Se Ecliptica era un disco dallo stile immediatamente derivato dagli Stratovarius dell’epoca e Silence la sua conseguente estremizzazione parossistica, il terzo album dei Sonata Arctica segna il momento in cui Tony Kakko si ferma e cerca di fare il punto della situazione. La strada aperta da Silence non poteva essere battuta ancora per molto: troppa velocità, troppe poche chitarre, atmosfere troppo algide, insomma un disco che aveva senso come unicum ma le cui intuizioni avevano bisogno di essere diluite e riprese in modo non totalizzante.

Del resto i Sonata Arctica possono essere considerati una sorta di progetto personale di Tony Kakko, personaggio a suo modo eccessivo, volubile e testardo, con una poetica fatta di estremi e una visione del mondo a metà tra buoni sentimenti e misoginia aggressiva. In più c’è il rapporto col freddo, la neve e i panorami imbiancati, che a noi mediterranei evocano paradossalmente immagini di calore, con tisane calde bevute davanti al caminetto sotto alla coperta di lana, ma che uno che vive in una situazione climatica devastante come Kakko non può che accostare alla morte e alla crudeltà sadica della Natura. Andate a vedere dove si trova Kemi, città natale di Tony Kakko e degli altri, e ditemi se non ha più diritto lui a essere grim & frostbitten rispetto alla quasi totalità dei gruppi black mondiali. La differenza è che i Sonata Arctica non parlano di freddo, lo suonano; e riescono a trasporlo in musica come solo potrebbe fare chi ce lo ha davvero dentro di sé.

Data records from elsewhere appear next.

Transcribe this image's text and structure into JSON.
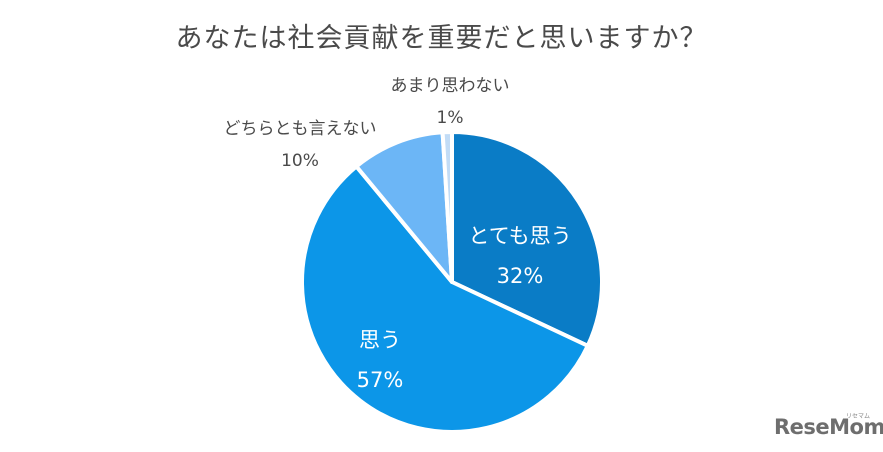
{
  "title": "あなたは社会貢献を重要だと思いますか？",
  "chart_data": {
    "type": "pie",
    "title": "あなたは社会貢献を重要だと思いますか？",
    "categories": [
      "とても思う",
      "思う",
      "どちらとも言えない",
      "あまり思わない"
    ],
    "values": [
      32,
      57,
      10,
      1
    ],
    "unit": "%",
    "colors": [
      "#0a7cc6",
      "#0c96e8",
      "#6cb6f6",
      "#c2dcf6"
    ],
    "start_angle": "12 o'clock",
    "direction": "clockwise",
    "legend": "none (labels on/near slices)"
  },
  "labels": {
    "very_much": {
      "name": "とても思う",
      "pct": "32%"
    },
    "agree": {
      "name": "思う",
      "pct": "57%"
    },
    "neutral": {
      "name": "どちらとも言えない",
      "pct": "10%"
    },
    "not_much": {
      "name": "あまり思わない",
      "pct": "1%"
    }
  },
  "logo": {
    "text": "ReseMom",
    "sub": "リセマム"
  }
}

E così Winterheart’s Guild è un disco più normale dei primi due. Più personale di Ecliptica ma senza gli eccessi di Silence. Questa però è una considerazione che va fatta tenendo conto dell’insieme, perché poi a ben vedere la maggior parte dei pezzi presenti sarebbe potuta essere sul disco precedente. A dirla ancora meglio, soprattutto i pezzi migliori. Il terzetto iniziale è emblematico: Abandoned, Pleased, Brainwashed, Exploited è il classico brano veloce dei primi Sonata Arctica, senza riff e sorretto semplicemente da un abbozzato giro di tastiera dai toni vagamente natalizi; Gravenimage inizia come ballata e accelera di colpo, riportando alla mente la composizione obliqua dei pezzi lenti di Silence; The Cage è un altro pezzo veloce che parte sparatissimo con un assolo frenetico di tastiera e in cui la chitarra si limita a fare da accompagnamento. Dopodiché però le cose cambiano.

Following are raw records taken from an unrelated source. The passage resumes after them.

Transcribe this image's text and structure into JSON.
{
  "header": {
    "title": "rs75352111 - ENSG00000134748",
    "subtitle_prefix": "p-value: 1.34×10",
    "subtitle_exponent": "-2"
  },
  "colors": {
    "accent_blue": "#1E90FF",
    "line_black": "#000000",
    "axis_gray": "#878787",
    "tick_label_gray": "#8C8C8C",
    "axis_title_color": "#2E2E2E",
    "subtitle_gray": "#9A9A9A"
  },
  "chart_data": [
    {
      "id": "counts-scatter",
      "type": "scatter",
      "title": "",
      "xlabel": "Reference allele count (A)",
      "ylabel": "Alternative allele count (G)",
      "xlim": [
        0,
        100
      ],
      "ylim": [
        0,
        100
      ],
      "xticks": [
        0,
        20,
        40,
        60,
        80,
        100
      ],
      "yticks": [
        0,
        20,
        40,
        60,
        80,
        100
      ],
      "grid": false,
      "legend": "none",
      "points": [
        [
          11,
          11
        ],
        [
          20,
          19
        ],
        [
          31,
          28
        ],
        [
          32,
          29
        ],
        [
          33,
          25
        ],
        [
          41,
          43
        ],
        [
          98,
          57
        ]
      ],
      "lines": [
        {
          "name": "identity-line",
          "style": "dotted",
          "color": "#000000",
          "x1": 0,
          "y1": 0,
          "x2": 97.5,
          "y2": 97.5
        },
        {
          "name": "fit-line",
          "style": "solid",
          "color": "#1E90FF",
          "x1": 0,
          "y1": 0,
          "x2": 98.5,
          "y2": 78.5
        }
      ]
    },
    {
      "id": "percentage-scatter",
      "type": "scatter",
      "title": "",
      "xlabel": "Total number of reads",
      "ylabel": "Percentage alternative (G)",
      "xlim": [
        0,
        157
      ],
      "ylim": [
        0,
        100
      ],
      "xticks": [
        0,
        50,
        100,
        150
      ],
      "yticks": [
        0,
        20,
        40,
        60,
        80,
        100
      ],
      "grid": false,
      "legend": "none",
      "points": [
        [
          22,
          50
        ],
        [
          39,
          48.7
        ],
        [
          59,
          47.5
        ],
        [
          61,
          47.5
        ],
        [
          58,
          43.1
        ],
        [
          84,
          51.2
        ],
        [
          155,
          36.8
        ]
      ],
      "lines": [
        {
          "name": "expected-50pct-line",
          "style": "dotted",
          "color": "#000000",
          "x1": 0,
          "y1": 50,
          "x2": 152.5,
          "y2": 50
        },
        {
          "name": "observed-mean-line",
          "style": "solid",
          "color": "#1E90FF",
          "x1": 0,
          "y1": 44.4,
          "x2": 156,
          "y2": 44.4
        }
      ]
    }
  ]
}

Senza fare un track-by-track, basti dire che Silver Tongue e Champagne Bath sono pezzi eccessivamente zumpettoni e allegrotti che stridono fortemente con ciò che avevano rappresentato i Sonata Arctica sino a quel momento. Più canonica Victoria’s Secret, che non parla di intimo femminile e che a parte il nome cretino è forse la canzone più natalizia e quindi più accostabile a Silence dell’intero album; The Ruins of my Life invece è più derivante dagli Stratovarius e riporta ai tempi di Ecliptica. Tutte le altre sono ballate: The Misery, Draw Me e Broken, citate in ordine crescente di apprezzamento.

Winterheart’s Guild in un certo senso sarebbe potuto essere un lavoro di transizione, ma considerando a posteriori la discografia dei Sonata Arctica sarebbe meglio considerarlo un nuovo inizio per il gruppo di Tony Kakko. Come detto, fu in quel momento che la band decise di ripensare la propria direzione. È un disco con alti e bassi, ma di cui circa la metà dei pezzi andrebbe di diritto inserita in un ipotetico greatest hits del gruppo lappone. Per gli appassionati di questo tipo di power metal rimane comunque imprescindibile. (barg)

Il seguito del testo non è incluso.